CFPB: Allow Stimulus Payments to Reach Consumers
CFPB Acting Director Dave Uejio issued a statement regarding consumers’ access to Economic Impact Payment (EIP) funds distributed through the American Rescue Plan:

“The Consumer Financial Protection Bureau is squarely focused on addressing the impact of the COVID-19 pandemic on economically vulnerable consumers and is looking carefully at the stimulus payments that millions are now receiving through the American Rescue Plan. The Bureau is concerned that some of those desperately needed funds will not reach consumers, and will instead be intercepted by financial institutions or debt collectors to cover overdraft fees, past-due debts, or other liabilities.

“In recent days, many financial industry trade associations in dialogue with the CFPB have said they want to work with consumers struggling in the pandemic. Many of these organizations have told us they have begun or soon will take proactive measures to help ensure that consumers can access the full value of their stimulus payments. If payments are seized, many financial institutions have pledged to promptly restore the funds to the people who should receive them. We appreciate these efforts, which recognize the extraordinary nature of this crisis and the extraordinary financial challenges facing so many families across the country.

“I applaud the actions of our state partners, who have taken rapid action and concrete measures to protect stimulus funds. We will remain in touch with them to better understand the effectiveness of these actions. I’ll also stay in touch with the Bureau’s consumer stakeholders who provide valuable ‘voice of the consumer’ insight on problems with accessing their stimulus payments. The Bureau will continue to closely monitor consumer complaint data and other information that will help us to better understand how these issues are affecting consumers.
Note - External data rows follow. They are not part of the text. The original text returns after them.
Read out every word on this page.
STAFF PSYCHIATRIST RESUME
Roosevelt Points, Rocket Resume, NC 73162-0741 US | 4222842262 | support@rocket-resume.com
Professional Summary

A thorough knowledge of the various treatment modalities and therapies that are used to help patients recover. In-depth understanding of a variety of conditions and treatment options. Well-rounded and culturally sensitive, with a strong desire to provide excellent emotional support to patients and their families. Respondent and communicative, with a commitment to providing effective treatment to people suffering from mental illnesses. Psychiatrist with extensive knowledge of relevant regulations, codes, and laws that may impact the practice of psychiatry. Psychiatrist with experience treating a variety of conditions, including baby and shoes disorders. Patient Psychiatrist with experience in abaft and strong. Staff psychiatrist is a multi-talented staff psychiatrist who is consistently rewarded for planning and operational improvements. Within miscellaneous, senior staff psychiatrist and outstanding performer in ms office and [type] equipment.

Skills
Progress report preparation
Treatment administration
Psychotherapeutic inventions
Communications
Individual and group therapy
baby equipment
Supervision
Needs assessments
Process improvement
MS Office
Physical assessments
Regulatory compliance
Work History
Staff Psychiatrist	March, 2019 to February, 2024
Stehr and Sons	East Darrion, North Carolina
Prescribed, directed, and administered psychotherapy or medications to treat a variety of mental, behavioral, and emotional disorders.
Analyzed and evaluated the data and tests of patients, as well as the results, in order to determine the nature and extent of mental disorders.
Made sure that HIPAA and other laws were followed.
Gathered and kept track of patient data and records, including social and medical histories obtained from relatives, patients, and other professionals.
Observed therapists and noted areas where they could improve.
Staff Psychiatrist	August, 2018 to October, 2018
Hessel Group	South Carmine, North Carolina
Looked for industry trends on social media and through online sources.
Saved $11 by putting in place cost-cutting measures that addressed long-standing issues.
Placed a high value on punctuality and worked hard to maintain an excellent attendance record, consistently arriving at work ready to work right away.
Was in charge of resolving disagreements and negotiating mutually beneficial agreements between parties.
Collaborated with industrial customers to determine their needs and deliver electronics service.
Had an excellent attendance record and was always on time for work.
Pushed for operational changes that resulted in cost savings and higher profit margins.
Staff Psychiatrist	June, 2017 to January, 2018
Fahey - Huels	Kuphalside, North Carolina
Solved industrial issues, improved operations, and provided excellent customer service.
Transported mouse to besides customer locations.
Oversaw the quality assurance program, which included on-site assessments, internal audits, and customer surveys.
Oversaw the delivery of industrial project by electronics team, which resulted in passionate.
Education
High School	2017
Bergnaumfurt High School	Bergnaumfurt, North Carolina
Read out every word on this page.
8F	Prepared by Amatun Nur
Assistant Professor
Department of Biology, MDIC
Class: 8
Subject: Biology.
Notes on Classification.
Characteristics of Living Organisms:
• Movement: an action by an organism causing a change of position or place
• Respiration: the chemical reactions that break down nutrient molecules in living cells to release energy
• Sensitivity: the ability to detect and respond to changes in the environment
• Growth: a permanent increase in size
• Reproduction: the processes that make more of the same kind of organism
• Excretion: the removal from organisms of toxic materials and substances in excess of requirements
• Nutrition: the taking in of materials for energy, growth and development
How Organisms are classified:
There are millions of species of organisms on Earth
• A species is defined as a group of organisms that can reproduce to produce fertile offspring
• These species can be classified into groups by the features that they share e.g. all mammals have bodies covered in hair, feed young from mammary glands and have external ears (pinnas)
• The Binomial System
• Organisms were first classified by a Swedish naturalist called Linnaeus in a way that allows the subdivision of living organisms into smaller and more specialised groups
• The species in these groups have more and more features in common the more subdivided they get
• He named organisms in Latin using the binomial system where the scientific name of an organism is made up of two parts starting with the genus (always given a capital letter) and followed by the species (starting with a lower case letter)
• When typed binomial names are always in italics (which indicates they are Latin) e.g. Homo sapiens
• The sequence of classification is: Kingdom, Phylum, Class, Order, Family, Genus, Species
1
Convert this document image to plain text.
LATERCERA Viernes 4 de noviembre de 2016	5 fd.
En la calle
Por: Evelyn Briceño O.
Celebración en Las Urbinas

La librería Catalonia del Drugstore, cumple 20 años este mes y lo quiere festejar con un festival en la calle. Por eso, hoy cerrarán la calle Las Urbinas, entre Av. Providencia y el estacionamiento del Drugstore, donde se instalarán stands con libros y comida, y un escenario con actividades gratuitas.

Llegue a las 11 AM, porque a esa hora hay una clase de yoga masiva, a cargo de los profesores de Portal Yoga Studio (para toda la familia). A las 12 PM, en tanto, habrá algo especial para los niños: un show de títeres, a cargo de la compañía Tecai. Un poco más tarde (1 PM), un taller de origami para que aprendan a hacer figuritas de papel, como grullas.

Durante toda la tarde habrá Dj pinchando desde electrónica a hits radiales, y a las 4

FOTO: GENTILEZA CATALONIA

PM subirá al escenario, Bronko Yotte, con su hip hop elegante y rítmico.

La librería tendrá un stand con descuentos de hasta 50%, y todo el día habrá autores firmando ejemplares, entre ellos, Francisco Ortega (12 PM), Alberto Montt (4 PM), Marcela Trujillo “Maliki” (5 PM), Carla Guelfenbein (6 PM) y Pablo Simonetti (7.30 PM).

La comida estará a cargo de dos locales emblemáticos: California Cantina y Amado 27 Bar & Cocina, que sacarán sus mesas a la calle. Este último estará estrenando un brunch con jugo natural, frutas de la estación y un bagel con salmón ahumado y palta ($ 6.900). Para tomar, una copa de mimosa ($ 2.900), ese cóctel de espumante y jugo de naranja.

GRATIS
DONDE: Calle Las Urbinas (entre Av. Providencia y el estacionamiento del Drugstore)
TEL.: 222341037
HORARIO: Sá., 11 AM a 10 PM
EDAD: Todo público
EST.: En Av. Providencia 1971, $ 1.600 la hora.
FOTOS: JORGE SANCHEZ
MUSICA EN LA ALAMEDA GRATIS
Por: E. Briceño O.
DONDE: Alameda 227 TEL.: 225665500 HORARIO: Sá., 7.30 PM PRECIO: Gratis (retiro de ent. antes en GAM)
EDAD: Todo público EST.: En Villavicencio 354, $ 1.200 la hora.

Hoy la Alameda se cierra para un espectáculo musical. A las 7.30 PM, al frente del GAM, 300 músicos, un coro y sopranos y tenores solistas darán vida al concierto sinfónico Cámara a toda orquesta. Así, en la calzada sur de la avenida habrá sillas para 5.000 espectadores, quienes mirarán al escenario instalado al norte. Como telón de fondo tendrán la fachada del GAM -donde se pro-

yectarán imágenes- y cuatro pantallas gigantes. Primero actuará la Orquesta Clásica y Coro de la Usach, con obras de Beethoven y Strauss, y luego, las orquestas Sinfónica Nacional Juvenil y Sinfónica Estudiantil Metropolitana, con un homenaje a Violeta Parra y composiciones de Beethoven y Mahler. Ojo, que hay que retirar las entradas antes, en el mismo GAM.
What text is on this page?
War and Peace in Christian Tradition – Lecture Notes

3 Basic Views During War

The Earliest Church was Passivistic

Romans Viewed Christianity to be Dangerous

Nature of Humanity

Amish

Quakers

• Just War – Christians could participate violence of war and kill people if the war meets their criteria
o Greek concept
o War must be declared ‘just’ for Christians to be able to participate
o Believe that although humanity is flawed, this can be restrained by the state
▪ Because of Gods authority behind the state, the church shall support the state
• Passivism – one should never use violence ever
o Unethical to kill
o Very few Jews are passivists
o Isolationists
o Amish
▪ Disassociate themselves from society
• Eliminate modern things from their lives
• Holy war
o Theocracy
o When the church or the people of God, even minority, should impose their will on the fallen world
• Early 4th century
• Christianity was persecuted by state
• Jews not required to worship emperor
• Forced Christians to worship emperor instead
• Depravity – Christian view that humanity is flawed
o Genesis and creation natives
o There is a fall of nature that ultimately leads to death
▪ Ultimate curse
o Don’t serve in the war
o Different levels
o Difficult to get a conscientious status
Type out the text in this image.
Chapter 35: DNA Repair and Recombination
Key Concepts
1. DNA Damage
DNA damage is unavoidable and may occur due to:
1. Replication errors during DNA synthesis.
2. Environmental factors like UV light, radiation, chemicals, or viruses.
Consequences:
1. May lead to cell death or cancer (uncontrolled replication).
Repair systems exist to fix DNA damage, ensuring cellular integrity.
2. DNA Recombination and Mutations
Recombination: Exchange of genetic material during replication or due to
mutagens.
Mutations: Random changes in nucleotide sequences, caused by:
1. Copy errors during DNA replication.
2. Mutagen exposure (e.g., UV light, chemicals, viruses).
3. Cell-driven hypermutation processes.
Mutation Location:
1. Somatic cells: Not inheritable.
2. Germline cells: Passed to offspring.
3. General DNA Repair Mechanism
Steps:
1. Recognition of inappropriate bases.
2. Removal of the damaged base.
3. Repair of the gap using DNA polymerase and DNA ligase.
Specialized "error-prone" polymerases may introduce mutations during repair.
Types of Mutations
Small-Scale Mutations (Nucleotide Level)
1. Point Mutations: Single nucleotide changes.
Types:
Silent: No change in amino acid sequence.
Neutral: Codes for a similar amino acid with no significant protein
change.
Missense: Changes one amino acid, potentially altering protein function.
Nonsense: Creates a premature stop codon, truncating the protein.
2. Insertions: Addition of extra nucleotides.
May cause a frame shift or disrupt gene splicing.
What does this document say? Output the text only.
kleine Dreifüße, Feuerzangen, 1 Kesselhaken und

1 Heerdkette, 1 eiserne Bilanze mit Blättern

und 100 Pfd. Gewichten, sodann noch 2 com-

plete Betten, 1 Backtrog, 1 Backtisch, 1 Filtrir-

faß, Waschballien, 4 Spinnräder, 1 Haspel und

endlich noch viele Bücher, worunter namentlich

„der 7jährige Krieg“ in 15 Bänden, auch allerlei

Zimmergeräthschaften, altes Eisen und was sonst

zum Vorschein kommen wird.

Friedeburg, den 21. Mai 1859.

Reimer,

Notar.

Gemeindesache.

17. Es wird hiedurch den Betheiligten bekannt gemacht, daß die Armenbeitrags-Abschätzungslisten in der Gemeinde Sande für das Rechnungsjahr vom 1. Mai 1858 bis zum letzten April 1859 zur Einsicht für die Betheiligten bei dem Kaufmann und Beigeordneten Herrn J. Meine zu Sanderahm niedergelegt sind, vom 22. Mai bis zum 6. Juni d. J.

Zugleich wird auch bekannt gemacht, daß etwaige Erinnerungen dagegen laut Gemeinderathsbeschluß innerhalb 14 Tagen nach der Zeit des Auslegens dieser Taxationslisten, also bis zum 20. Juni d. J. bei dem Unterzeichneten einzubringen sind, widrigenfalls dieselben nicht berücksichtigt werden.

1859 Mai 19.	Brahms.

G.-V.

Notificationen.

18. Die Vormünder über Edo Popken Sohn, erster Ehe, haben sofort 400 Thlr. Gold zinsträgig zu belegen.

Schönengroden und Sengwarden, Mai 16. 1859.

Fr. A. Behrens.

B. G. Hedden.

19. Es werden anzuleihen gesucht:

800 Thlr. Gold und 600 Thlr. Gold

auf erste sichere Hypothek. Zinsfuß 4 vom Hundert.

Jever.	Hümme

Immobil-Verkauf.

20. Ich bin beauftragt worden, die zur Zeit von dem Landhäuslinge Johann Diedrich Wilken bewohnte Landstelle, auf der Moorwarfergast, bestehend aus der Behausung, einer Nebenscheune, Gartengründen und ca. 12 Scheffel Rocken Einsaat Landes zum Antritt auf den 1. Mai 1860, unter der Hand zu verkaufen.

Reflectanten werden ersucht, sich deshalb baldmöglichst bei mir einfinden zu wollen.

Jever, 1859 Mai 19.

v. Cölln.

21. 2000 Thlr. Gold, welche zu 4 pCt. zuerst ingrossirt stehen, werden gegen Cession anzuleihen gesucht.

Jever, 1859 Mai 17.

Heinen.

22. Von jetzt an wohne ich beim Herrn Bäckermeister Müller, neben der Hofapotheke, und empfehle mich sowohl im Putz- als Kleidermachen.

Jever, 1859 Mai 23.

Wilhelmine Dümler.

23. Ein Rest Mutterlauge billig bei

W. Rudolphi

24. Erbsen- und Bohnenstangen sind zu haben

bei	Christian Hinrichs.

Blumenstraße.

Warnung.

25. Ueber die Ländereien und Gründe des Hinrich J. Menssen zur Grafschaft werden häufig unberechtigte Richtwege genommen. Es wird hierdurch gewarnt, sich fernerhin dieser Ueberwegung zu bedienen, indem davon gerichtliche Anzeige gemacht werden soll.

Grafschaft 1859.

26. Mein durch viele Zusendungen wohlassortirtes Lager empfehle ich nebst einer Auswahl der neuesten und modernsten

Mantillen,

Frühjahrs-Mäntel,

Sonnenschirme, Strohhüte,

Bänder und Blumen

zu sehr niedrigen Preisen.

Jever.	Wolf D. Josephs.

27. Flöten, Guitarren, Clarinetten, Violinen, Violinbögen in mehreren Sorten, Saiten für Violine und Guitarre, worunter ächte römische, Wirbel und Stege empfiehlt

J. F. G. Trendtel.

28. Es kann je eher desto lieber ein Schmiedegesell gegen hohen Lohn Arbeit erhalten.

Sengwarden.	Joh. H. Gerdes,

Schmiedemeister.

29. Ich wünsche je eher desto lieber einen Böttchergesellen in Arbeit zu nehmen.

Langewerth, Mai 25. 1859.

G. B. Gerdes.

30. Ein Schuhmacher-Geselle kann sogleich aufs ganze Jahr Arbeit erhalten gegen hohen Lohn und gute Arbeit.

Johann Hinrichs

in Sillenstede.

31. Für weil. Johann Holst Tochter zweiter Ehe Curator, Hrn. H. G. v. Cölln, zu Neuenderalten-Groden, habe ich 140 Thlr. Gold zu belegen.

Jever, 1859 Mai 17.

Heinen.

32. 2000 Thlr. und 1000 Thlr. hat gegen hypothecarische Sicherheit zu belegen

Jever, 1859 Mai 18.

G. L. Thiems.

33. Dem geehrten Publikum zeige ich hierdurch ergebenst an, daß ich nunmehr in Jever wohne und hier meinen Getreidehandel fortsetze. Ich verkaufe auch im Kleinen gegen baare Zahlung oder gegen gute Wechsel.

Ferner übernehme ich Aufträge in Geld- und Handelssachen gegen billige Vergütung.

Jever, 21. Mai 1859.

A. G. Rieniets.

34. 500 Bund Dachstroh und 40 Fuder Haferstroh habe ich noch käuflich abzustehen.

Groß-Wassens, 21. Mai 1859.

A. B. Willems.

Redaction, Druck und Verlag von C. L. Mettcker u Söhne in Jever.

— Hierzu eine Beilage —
“The bureau will stay closely engaged on this issue as the COVID relief payment rollout continues.”

Consumer Resources
Consumers should monitor their bank and credit union accounts or use the IRS’s Get My Payment tool to confirm EIP funds have been deposited into their accounts. In addition, a new CFPB consumer advisory offers advice on steps consumers can take if they believe their bank or credit union has withheld their stimulus payment to cover an overdrawn account balance. Consumers should also be aware of scams and not give personal or banking information to unsolicited callers claiming to help with relief payments.

If consumers have a problem with their financial products or services, they can reach out directly to the company. Companies can usually answer questions unique to their situations and more specific to the products and services they offer. The CFPB can help consumers connect with companies about complaints. Consumers can submit complaints to the CFPB online or by calling (855) 411-2372.

Industry Resources
The bureau’s COVID-19 Prioritized Assessments Special Edition of Supervisory Highlights addressed, among other things, observations related to deposit accounts and stimulus payments.